Cogerse de la mano por la calle

Hace días que me fijo en una cosa: se ven pocas personas cogidas de la mano por las calles de Barcelona. Quizás sea porque el calor de esta época nos hace sudar las manos y no apetece o porque como, de un tiempo a esta parte, necesitamos llevar siempre el móvil en la mano —en cualquier momento tenemos que responder un whatsapp, hacernos una selfie o escribir un tuit—, no damos abasto.

Pero, bien pensado, puede que no tenga nada que ver con el tiempo ni con la tecnología esto de no cogernos de la mano por la calle, sino que sea un rasgo distintivo de nuestra manera de ser como pueblo. O sea, que los catalanes seamos más fríos y distantes que los ciudadanos de otras latitudes, más dados al contacto físico —pienso, por ejemplo, en la India donde es muy frecuente ver parejas de amigos paseando fraternalmente cogidos de la mano—. Yo mismo soy más bien hosco y rehúyo las grandes efusiones.

Pero, ¿por qué nos cogernos de la mano cuando vamos por la calle? Imagino que por diversas razones que van en función del tipo de persona y de la naturaleza del vínculo que se comparte. Se me ocurre que la más evidente es la de proteger a los vulnerables. Pienso, evidentemente, en los niños: “Miguel, dame la mano para cruzar la calle”, “Ester no me sueltes la mano que hay mucha gente y te podrías perder”. Coger de la mano a los niños también es una manera de tenerlos controlados —“¡Te he dicho que no corras, haz el favor de venir aquí y darme la mano!”— por esta razón, cuando crecen y necesitan afianzar su independencia, se niegan a coger la mano de sus progenitores, como si al hacerlo les pudiera dar un calambre. Generalmente, padres e hijos no vuelven a cogerse de la mano cuando van por la calle hasta que los primeros se hacen viejos y, por lo tanto, vulnerables.

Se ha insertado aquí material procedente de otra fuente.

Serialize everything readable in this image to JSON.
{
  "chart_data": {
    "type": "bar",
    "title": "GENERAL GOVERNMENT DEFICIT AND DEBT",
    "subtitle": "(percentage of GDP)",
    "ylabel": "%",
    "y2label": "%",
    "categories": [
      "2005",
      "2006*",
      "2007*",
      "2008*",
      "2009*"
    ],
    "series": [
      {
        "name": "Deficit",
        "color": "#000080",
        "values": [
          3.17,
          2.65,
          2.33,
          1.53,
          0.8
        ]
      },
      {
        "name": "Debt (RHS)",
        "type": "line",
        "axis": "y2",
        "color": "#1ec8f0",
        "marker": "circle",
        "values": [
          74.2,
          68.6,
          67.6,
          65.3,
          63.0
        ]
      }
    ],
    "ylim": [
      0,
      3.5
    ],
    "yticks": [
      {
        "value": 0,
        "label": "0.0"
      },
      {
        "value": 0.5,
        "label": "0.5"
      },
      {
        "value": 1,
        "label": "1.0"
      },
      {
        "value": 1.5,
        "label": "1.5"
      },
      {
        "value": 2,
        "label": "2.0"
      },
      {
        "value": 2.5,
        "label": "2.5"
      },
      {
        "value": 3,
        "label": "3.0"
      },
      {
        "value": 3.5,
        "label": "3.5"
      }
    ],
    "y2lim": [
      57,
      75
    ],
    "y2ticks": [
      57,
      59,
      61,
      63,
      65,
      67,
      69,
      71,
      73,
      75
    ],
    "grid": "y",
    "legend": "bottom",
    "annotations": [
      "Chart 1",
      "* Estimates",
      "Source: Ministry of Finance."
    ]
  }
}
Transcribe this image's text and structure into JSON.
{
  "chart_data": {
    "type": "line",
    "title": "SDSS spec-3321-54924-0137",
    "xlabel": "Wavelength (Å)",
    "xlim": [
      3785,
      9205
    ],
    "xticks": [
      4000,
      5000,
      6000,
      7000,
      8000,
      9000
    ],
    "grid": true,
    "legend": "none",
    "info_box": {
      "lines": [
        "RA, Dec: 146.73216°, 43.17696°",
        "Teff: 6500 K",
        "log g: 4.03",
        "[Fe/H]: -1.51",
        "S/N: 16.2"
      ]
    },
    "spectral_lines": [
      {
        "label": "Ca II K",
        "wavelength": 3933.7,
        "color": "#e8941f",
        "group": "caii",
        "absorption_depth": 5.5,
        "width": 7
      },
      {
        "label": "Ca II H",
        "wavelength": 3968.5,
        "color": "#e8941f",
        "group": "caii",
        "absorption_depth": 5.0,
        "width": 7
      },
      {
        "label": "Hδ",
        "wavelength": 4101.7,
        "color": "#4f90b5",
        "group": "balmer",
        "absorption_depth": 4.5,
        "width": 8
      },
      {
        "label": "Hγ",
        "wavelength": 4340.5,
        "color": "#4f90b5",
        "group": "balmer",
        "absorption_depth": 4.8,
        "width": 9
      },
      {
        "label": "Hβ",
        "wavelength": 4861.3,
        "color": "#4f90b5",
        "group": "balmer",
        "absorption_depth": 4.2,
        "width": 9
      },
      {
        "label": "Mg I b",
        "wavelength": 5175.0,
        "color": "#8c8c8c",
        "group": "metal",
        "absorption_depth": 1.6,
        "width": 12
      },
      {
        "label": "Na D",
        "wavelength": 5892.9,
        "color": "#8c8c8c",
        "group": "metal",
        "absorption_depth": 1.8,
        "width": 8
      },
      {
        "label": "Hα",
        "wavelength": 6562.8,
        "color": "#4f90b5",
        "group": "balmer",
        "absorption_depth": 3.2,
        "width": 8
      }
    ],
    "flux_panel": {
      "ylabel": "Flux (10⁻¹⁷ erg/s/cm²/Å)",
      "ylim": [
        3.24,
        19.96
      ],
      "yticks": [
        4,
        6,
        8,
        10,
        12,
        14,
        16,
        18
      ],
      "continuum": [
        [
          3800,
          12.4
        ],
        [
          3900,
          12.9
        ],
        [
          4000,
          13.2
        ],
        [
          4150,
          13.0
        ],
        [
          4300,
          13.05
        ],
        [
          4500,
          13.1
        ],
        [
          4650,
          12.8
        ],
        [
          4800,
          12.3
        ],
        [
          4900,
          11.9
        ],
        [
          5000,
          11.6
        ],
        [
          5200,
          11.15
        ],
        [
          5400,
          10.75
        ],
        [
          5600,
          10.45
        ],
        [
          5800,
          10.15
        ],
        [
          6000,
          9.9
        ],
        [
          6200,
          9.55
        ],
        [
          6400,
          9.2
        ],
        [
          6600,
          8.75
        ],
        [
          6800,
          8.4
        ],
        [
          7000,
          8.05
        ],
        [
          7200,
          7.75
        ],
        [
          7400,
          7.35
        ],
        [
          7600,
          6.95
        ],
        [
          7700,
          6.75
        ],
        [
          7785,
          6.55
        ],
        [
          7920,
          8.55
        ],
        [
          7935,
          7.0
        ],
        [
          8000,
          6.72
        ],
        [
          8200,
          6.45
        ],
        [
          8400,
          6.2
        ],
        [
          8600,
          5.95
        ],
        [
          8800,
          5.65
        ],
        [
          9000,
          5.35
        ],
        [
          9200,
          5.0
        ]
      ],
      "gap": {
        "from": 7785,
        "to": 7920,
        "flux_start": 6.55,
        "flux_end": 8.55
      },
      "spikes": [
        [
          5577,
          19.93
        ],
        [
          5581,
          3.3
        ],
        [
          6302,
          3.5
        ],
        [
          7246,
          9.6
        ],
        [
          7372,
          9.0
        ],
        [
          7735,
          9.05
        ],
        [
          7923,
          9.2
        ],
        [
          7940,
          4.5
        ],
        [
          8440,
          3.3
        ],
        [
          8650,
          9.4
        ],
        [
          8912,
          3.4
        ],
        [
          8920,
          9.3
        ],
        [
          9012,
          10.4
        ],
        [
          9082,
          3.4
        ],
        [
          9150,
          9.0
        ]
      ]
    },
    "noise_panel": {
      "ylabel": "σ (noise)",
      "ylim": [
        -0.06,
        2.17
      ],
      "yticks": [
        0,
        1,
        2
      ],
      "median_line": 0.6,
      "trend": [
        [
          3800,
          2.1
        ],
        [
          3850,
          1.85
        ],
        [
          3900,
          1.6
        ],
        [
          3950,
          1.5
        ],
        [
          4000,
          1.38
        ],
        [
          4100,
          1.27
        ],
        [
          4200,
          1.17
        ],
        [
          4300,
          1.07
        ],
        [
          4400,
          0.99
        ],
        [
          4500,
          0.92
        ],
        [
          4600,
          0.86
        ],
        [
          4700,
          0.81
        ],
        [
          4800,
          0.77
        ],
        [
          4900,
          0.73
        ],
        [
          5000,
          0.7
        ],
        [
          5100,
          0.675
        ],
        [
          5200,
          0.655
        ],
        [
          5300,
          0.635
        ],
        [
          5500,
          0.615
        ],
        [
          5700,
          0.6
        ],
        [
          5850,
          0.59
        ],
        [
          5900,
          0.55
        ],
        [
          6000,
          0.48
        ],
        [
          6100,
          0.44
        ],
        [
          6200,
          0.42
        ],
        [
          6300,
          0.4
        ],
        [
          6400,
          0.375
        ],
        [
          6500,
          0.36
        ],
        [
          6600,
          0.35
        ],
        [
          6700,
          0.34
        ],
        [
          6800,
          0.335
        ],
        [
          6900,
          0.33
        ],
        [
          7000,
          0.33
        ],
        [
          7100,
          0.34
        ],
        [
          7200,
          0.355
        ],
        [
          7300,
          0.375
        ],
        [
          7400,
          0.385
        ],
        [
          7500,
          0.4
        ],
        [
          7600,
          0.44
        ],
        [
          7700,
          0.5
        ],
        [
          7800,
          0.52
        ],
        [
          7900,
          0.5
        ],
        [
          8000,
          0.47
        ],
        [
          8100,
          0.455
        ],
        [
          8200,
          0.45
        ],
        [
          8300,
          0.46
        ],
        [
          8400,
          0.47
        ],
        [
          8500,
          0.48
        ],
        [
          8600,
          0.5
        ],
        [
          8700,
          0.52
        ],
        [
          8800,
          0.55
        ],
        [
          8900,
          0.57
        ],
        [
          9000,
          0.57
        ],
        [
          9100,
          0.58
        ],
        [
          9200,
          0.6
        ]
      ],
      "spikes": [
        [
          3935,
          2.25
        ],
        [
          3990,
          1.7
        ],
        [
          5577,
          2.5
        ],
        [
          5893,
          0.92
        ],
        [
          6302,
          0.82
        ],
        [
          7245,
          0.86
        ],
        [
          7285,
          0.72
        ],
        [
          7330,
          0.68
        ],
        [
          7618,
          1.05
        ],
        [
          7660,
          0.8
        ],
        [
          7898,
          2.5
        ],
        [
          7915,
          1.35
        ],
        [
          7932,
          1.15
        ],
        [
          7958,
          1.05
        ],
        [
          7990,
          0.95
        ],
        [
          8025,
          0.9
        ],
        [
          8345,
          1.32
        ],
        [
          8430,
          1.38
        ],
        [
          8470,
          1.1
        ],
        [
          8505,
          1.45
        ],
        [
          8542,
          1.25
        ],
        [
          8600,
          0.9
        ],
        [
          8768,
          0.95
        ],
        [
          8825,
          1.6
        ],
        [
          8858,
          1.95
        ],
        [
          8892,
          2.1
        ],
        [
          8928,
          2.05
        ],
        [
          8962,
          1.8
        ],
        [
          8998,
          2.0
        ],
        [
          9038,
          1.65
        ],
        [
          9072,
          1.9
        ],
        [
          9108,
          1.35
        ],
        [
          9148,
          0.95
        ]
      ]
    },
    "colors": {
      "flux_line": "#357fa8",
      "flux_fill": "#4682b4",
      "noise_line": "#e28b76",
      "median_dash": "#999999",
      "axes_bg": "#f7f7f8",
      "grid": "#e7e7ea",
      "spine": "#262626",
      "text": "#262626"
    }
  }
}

¿Y en el caso concreto de las parejas? Creo que este acto de darse la mano por la calle tiene que ver con el afecto, evidentemente, pero también con la voluntad de mostrarse con orgullo como pareja ante los ojos de todos. De no querer circunscribir en el ámbito doméstico o privado el amor que dos personas se profesan, como si fuera algo clandestino, tal como están condenadas a hacer las parejas en sociedades de moral muy cerrada, particularmente la islámica, donde las muestras de afecto en público no sólo están mal vistas, sino que son perseguidas y severamente castigadas.

Desengañémonos, todavía no ha llegado el día en que una pareja de hombres o mujeres vaya por la calle de la mano con la misma tranquilidad que una las heterosexuales

En el caso de las parejas LGBT —quizás no en todas, pero sí en una buena parte—, creo que en eso de ir por la calle de la mano también hay un componente de reivindicación o militancia. De valentía. Desengañémonos, todavía no ha llegado el día en que una pareja de hombres o mujeres vaya por la calle de la mano con la misma tranquilidad que las heterosexuales. Tampoco en Barcelona.

Yo mismo, me doy cuenta que las pocas veces que voy por las calles de la ciudad de la mano de mi pareja no lo hago de forma despreocupada, sino que siempre me mantengo alerta. Es una cuestión instintiva, supongo que porque no me acabo de sentir seguro del todo. A menudo me cruzo con otras parejas de gais o lesbianas y me fijo que se cogen muy fuerte de la mano y pienso que lo hacen para darse fuerza ante las miradas y comentarios que puedan recibir. Cuando se trata de parejas de chicos o de chicas muy jóvenes siento una imperiosa necesidad de protegerlos. ¿De protegerlos de qué o de quién?, pensaréis. Pues de toda esta mala gente que todavía hay por las calles de nuestras ciudades y pueblos dispuesta a hacernos daño.

He pensado mucho en ello estos días, a raíz del asesinato de Samuel Luiz en A Coruña y del goteo de ataques homófobos que hemos vivido también en Catalunya. Si no nos cogemos de la mano por la calle que sea porque hace calor, porque queremos tener siempre el móvil a mano o porque no nos gusta, pero no porque nos de miedo.